Ese es, justamente, el punto que deseo recordar de Gould. Su capacidad de saber que podía equivocarse. Que debía equivocarse. Ese animarse a equivocarse.
Sábado 20 de mayo de 2017
Reducir la historia de una persona, cualquiera sea, a una única característica (pretendida virtud) es un absurdo. En el caso de Stephen Jay Gould, este absurdo se vuelve pretenciosamente tonto, a partir de sus múltiples facetas: desde la ciencia a la militancia política, desde la escritura científica a la fascinante divulgación. A pesar de eso, si acaso debemos buscar una sola característica, tratemos de que logre cierto aglutinamiento inicial. Buscar así recuperar algunas de las virtudes que lograron conformar una herencia sobre aquellos que intentamos replicar parte de su trayectoria desde nuestros propios territorios. Por ello, deseo recuperar en particular aquella actitud física y mental de Gould: su saber ubicarse, posicionarse, involucrarse. Ese poder señalar lo no necesariamente esperado. Ese recordar, pero apelando a la otra memoria. Ese proponer, pero no la propuesta meramente variada, sino una que moleste, altere, incomode, que nos saque del equilibrio. Ese es, justamente, el punto que deseo recordar de Gould. Su capacidad de saber que podía equivocarse. Que debía equivocarse. Ese animarse a equivocarse.
Su propuesta jerárquica, fascinante y compleja, difícil de pensar pero aún más difícil de considerar en la práctica científica, nos arrojó a varias generaciones a una multidimensionalidad de la vida vertiginosa. Jerarquía de una sola vía, imposible de volver a la idea unidimensional de lo viviente luego de atravesada dicha puerta. Pero más aún, jerarquía también contingente, mediante la crítica a una vida que pudo ser de otro modo. Y para colmo, junto a una vida multinivel y nunca necesaria, aquella otra analogía arquitectónica acerca de que no es en las vigas en donde encontraremos nuestros propios destinos, sino más bien en lo olvidado, en lo marginal, en lo sobrante, en los spandrels. Qué difícil pensar la vida así, tan plural, tan multidimensional, tan contingente, tan marginal. Qué difícil pensar la vida tan viva. Y entonces, Gould nos retrotrae a las palabras de Julio Cortázar en aquel Manual de Instrucciones: “Y si de pronto una polilla se para al borde de un lápiz y late como un fuego ceniciento, mírala, yo la estoy mirando, estoy palpando su corazón pequeñísimo, y la oigo, esa polilla resuena en la pasta de cristal congelado, no todo está perdido”.
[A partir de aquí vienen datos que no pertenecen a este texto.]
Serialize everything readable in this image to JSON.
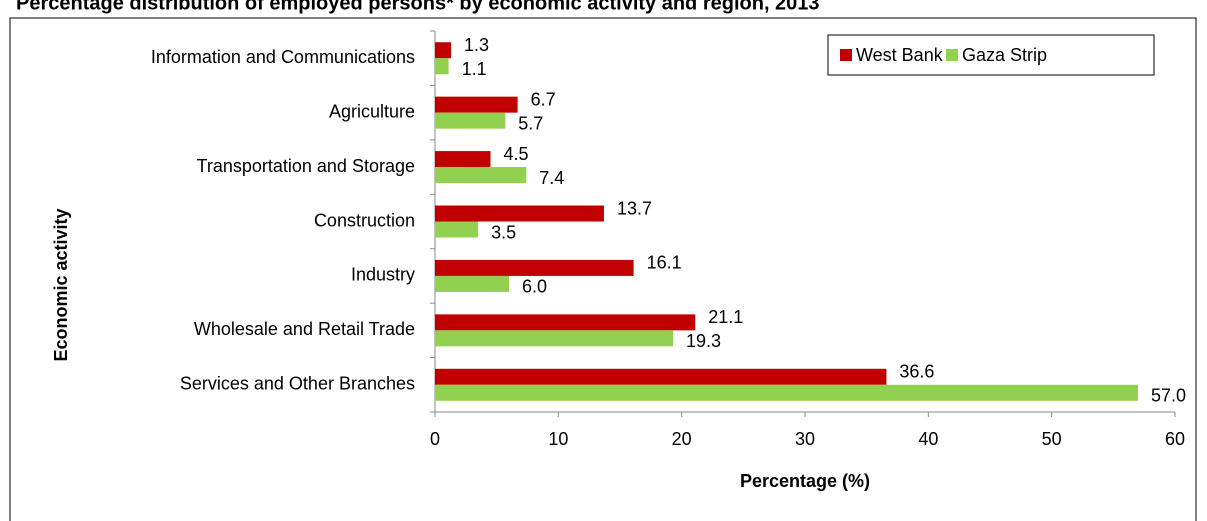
{
  "chart_data": {
    "type": "bar",
    "orientation": "horizontal",
    "title": "Percentage distribution of employed persons* by economic activity and region, 2013",
    "x_label": "Percentage (%)",
    "y_label": "Economic activity",
    "categories": [
      "Information and Communications",
      "Agriculture",
      "Transportation and Storage",
      "Construction",
      "Industry",
      "Wholesale and Retail Trade",
      "Services and Other Branches"
    ],
    "series": [
      {
        "name": "West Bank",
        "color": "#c00000",
        "values": [
          1.3,
          6.7,
          4.5,
          13.7,
          16.1,
          21.1,
          36.6
        ],
        "value_labels": [
          "1.3",
          "6.7",
          "4.5",
          "13.7",
          "16.1",
          "21.1",
          "36.6"
        ]
      },
      {
        "name": "Gaza Strip",
        "color": "#92d050",
        "values": [
          1.1,
          5.7,
          7.4,
          3.5,
          6.0,
          19.3,
          57.0
        ],
        "value_labels": [
          "1.1",
          "5.7",
          "7.4",
          "3.5",
          "6.0",
          "19.3",
          "57.0"
        ]
      }
    ],
    "xlim": [
      0,
      60
    ],
    "xticks": [
      0,
      10,
      20,
      30,
      40,
      50,
      60
    ],
    "legend": "upper right"
  }
}
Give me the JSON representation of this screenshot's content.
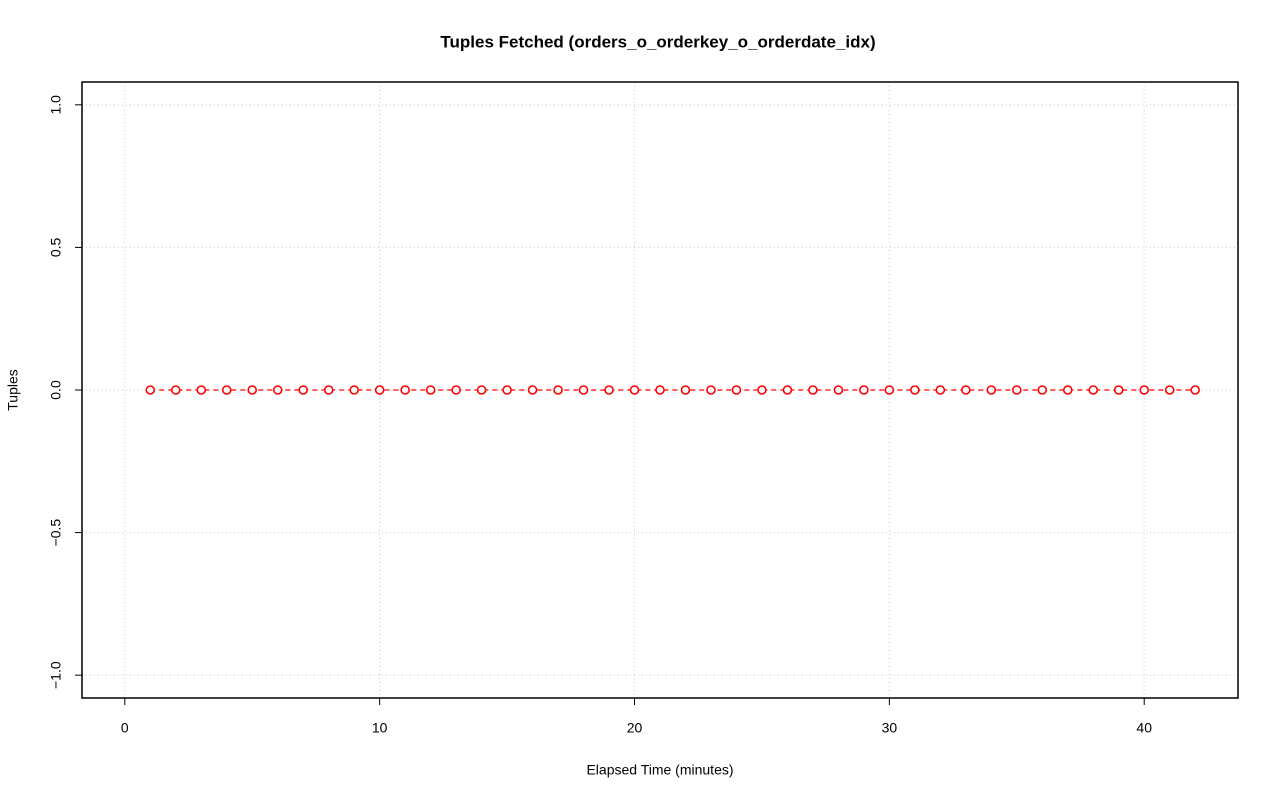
{
  "chart_data": {
    "type": "line",
    "title": "Tuples Fetched (orders_o_orderkey_o_orderdate_idx)",
    "x_label": "Elapsed Time (minutes)",
    "y_label": "Tuples",
    "x": [
      1,
      2,
      3,
      4,
      5,
      6,
      7,
      8,
      9,
      10,
      11,
      12,
      13,
      14,
      15,
      16,
      17,
      18,
      19,
      20,
      21,
      22,
      23,
      24,
      25,
      26,
      27,
      28,
      29,
      30,
      31,
      32,
      33,
      34,
      35,
      36,
      37,
      38,
      39,
      40,
      41,
      42
    ],
    "values": [
      0,
      0,
      0,
      0,
      0,
      0,
      0,
      0,
      0,
      0,
      0,
      0,
      0,
      0,
      0,
      0,
      0,
      0,
      0,
      0,
      0,
      0,
      0,
      0,
      0,
      0,
      0,
      0,
      0,
      0,
      0,
      0,
      0,
      0,
      0,
      0,
      0,
      0,
      0,
      0,
      0,
      0
    ],
    "color": "#ff0000",
    "line_style": "dashed",
    "marker": "open-circle",
    "xlim": [
      -1.68,
      43.68
    ],
    "xticks": [
      0,
      10,
      20,
      30,
      40
    ],
    "ylim": [
      -1.08,
      1.08
    ],
    "yticks": [
      {
        "value": -1,
        "label": "−1.0"
      },
      {
        "value": -0.5,
        "label": "−0.5"
      },
      {
        "value": 0,
        "label": "0.0"
      },
      {
        "value": 0.5,
        "label": "0.5"
      },
      {
        "value": 1,
        "label": "1.0"
      }
    ],
    "grid": true
  }
}
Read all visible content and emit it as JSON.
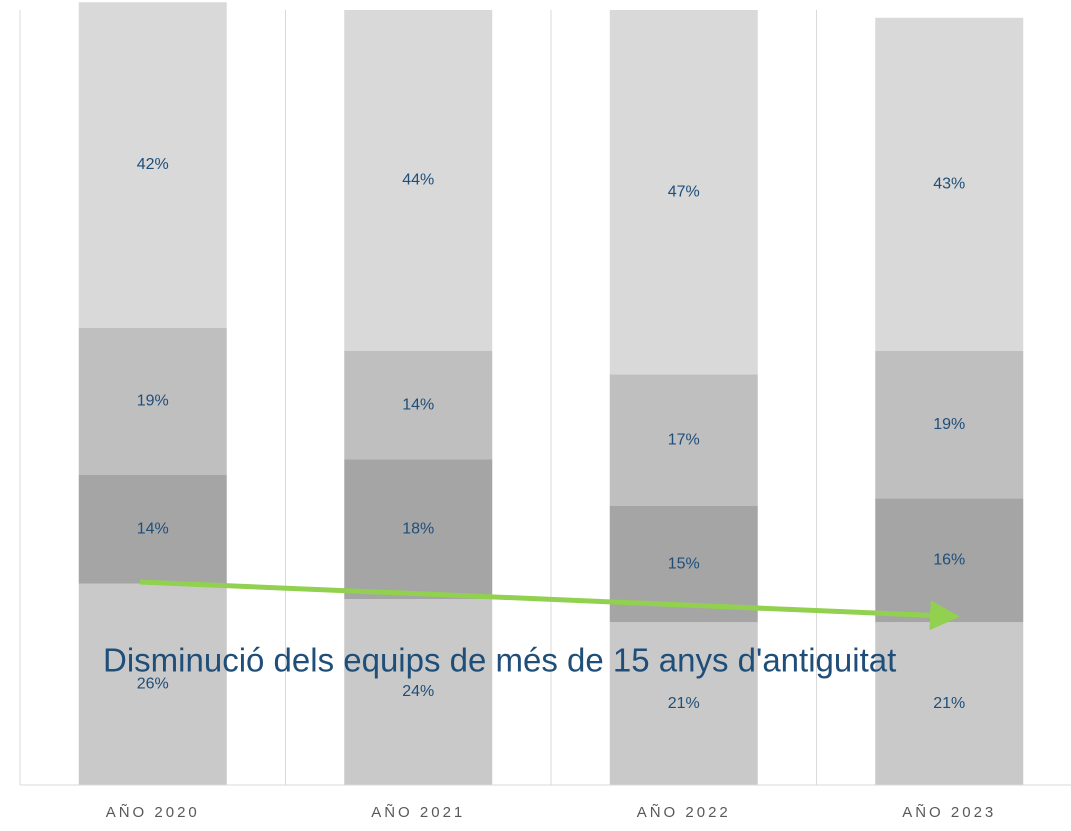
{
  "chart_data": {
    "type": "stacked_bar",
    "categories": [
      "AÑO 2020",
      "AÑO 2021",
      "AÑO 2022",
      "AÑO 2023"
    ],
    "series": [
      {
        "color": "#c9c9c9",
        "values": [
          26,
          24,
          21,
          21
        ],
        "value_labels": [
          "26%",
          "24%",
          "21%",
          "21%"
        ]
      },
      {
        "color": "#a5a5a5",
        "values": [
          14,
          18,
          15,
          16
        ],
        "value_labels": [
          "14%",
          "18%",
          "15%",
          "16%"
        ]
      },
      {
        "color": "#bfbfbf",
        "values": [
          19,
          14,
          17,
          19
        ],
        "value_labels": [
          "19%",
          "14%",
          "17%",
          "19%"
        ]
      },
      {
        "color": "#d9d9d9",
        "values": [
          42,
          44,
          47,
          43
        ],
        "value_labels": [
          "42%",
          "44%",
          "47%",
          "43%"
        ]
      }
    ],
    "ylim": [
      0,
      100
    ],
    "annotation": "Disminució dels equips de més de 15 anys d'antiguitat"
  }
}
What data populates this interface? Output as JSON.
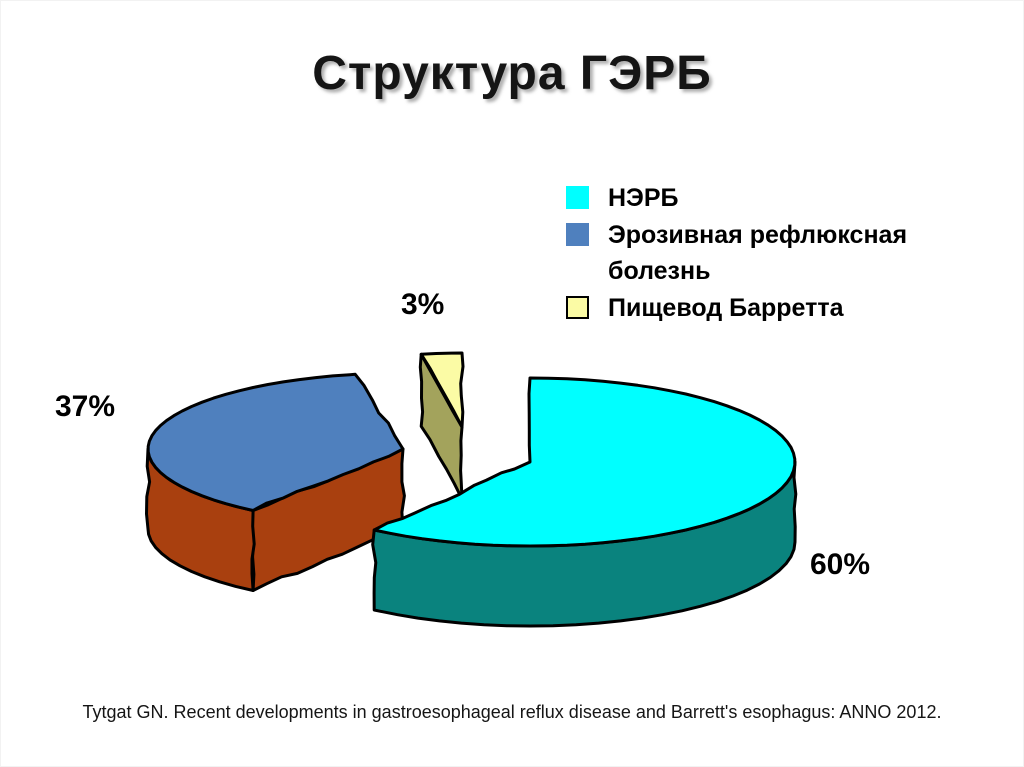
{
  "slide": {
    "title": "Структура ГЭРБ",
    "citation": "Tytgat GN. Recent developments in gastroesophageal reflux disease and Barrett's esophagus: ANNO 2012."
  },
  "chart_data": {
    "type": "pie",
    "style": "3d-exploded",
    "unit": "%",
    "title": "Структура ГЭРБ",
    "start_angle_deg": 0,
    "direction": "clockwise",
    "slices": [
      {
        "label": "НЭРБ",
        "value": 60,
        "pct_label": "60%",
        "top_color": "#00FFFF",
        "side_color": "#0A837E"
      },
      {
        "label": "Эрозивная рефлюксная болезнь",
        "value": 37,
        "pct_label": "37%",
        "top_color": "#4F80BE",
        "side_color": "#A9400F"
      },
      {
        "label": "Пищевод Барретта",
        "value": 3,
        "pct_label": "3%",
        "top_color": "#FBFBA5",
        "side_color": "#A3A35C"
      }
    ],
    "legend": {
      "position": "top-right",
      "items": [
        {
          "label": "НЭРБ",
          "color": "#00FFFF",
          "bordered": false
        },
        {
          "label": "Эрозивная рефлюксная болезнь",
          "color": "#4F80BE",
          "bordered": false
        },
        {
          "label": "Пищевод Барретта",
          "color": "#FBFBA5",
          "bordered": true
        }
      ]
    }
  }
}
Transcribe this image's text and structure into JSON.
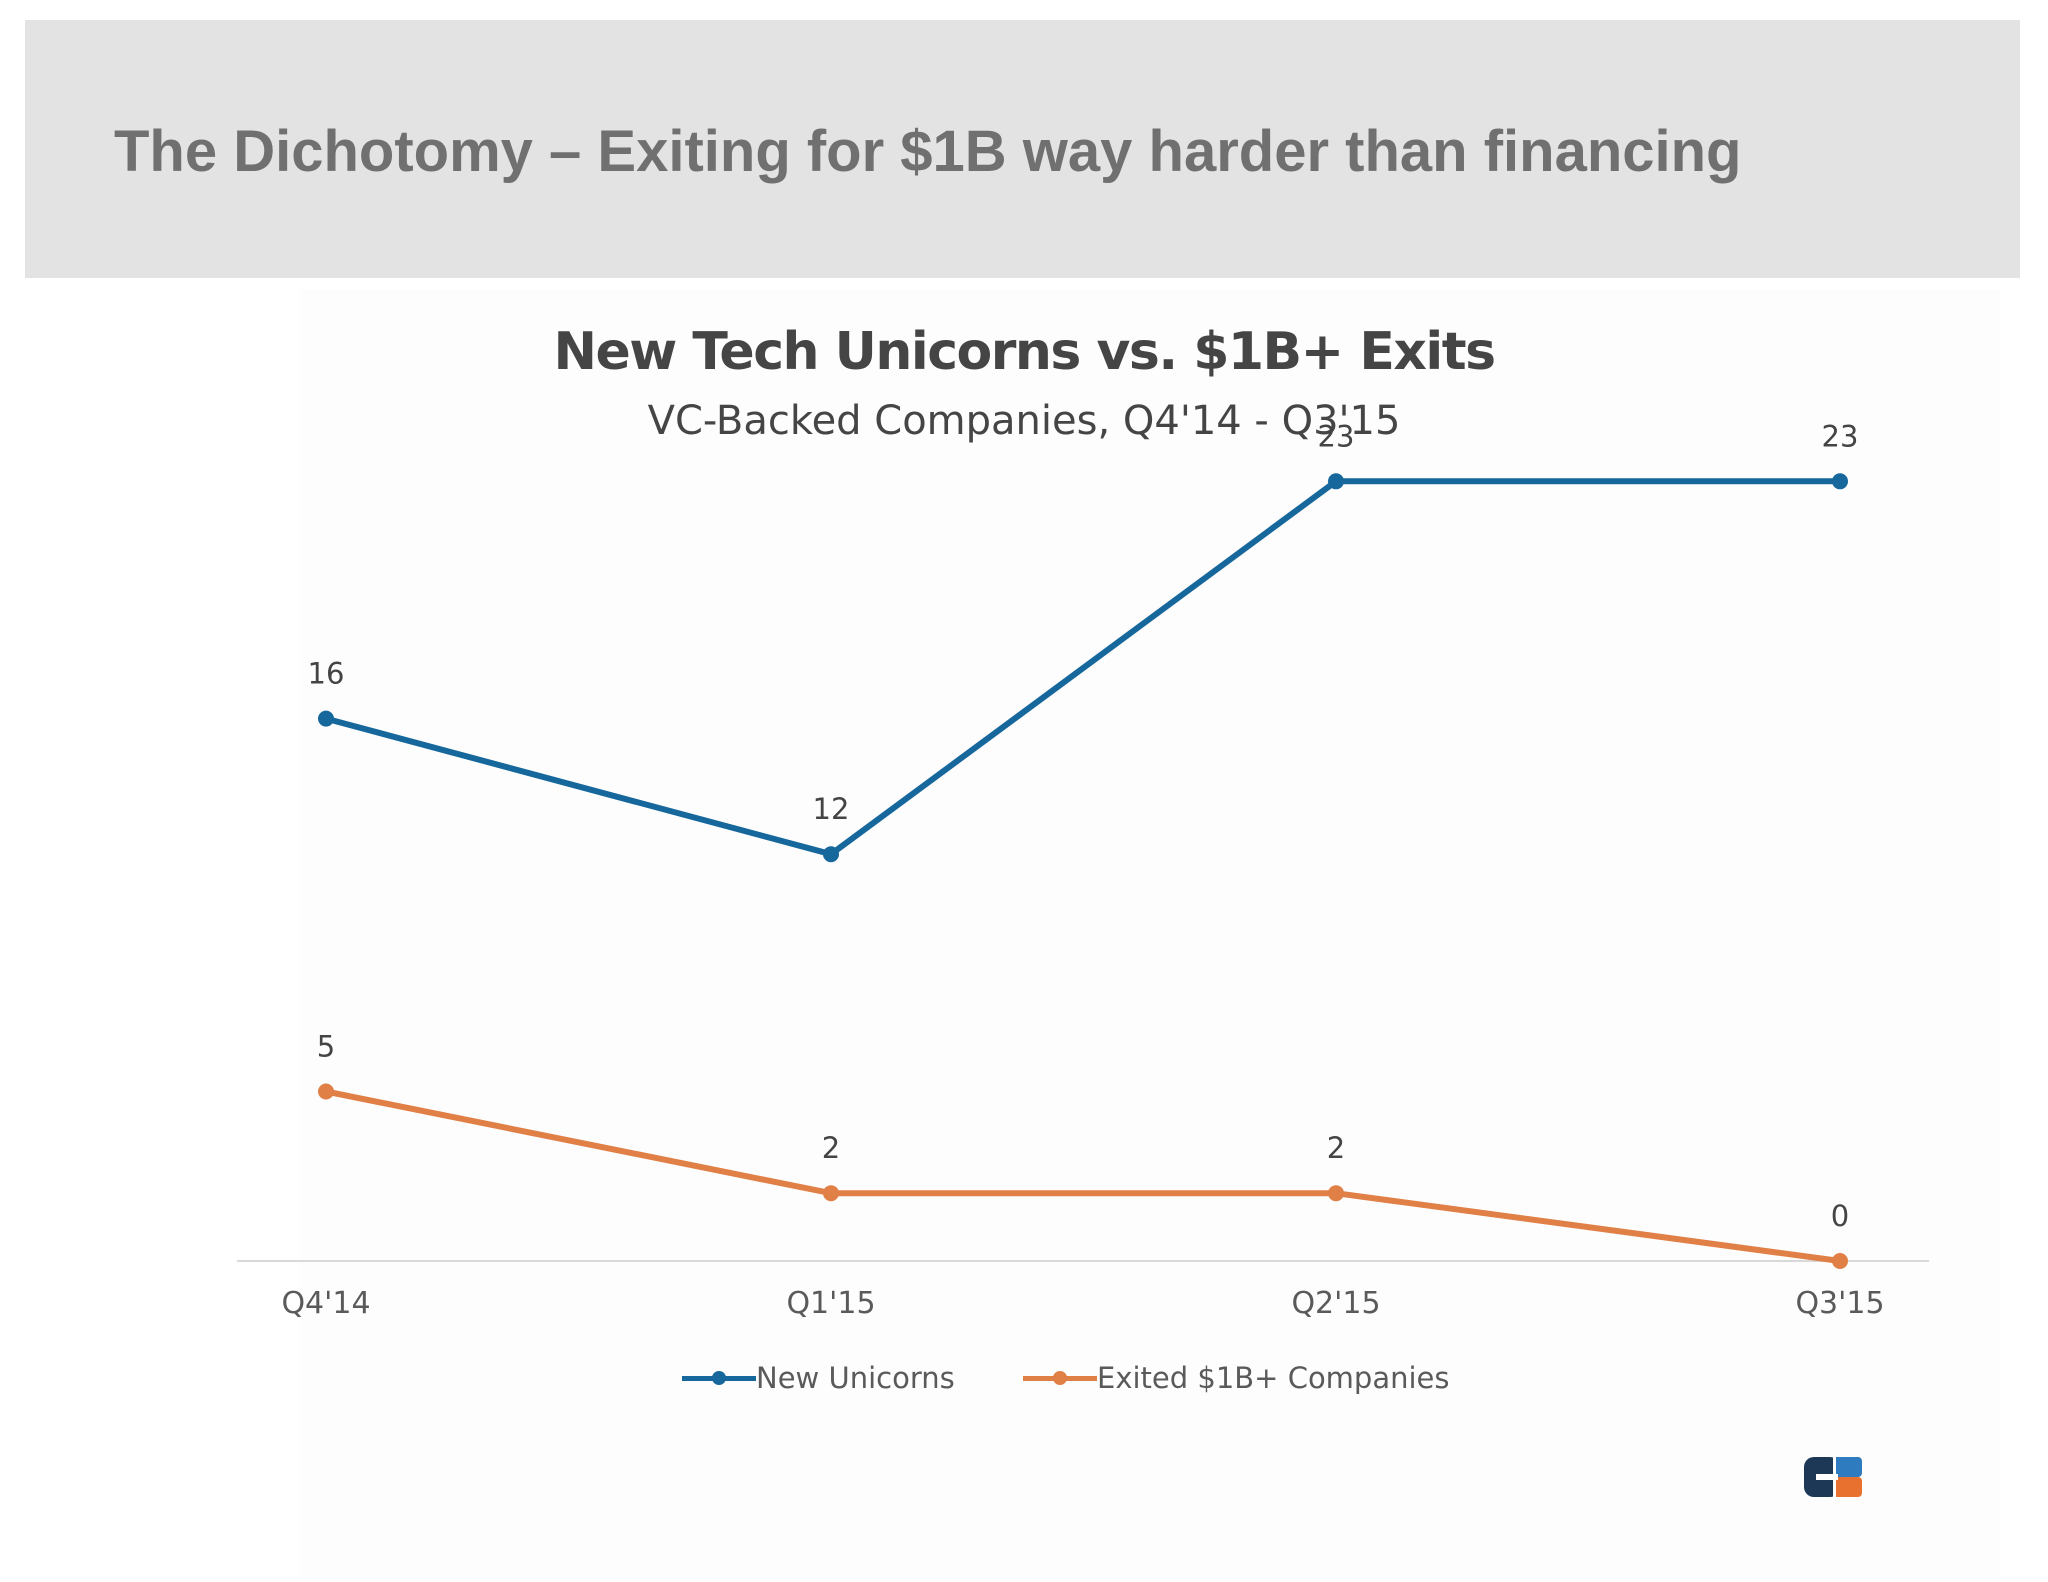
{
  "slide": {
    "title": "The Dichotomy – Exiting for $1B way harder than financing"
  },
  "chart_data": {
    "type": "line",
    "title": "New Tech Unicorns vs. $1B+ Exits",
    "subtitle": "VC-Backed Companies, Q4'14 - Q3'15",
    "categories": [
      "Q4'14",
      "Q1'15",
      "Q2'15",
      "Q3'15"
    ],
    "series": [
      {
        "name": "New Unicorns",
        "values": [
          16,
          12,
          23,
          23
        ],
        "color": "#16679c"
      },
      {
        "name": "Exited $1B+ Companies",
        "values": [
          5,
          2,
          2,
          0
        ],
        "color": "#e07f46"
      }
    ],
    "ylim": [
      0,
      27
    ],
    "grid": false,
    "data_labels": true,
    "legend_position": "bottom"
  },
  "logo": {
    "name": "cb-insights-logo-icon",
    "colors": [
      "#1d3856",
      "#2f7bbf",
      "#e8712f"
    ]
  }
}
De toda propuesta verdadera nace el equívoco. La incomodidad interrumpida, el orden deshecho. Y así, toda propuesta real genera rechazos, fascinaciones, adherencias, repeticiones, delirios. La propuesta real nace de una primera posición mental y física: animarse a proponer para poder equivocarse. No se trata de la garantía del éxito, del acuerdo, de la verdad. Se trata de un juego (individual pero también colectivo) de un posible error inherente al propio salto. Y, en el fondo, no importa ese error. O mejor dicho: importa. Importa como signo de lo vivo. De una ciencia viva. Y entonces es cuando agradecemos, y personalmente es cuando agradezco a Gould por enseñarnos que en ese pequeño error está el motivo principal del camino de la ciencia, de la sociedad, de la vida.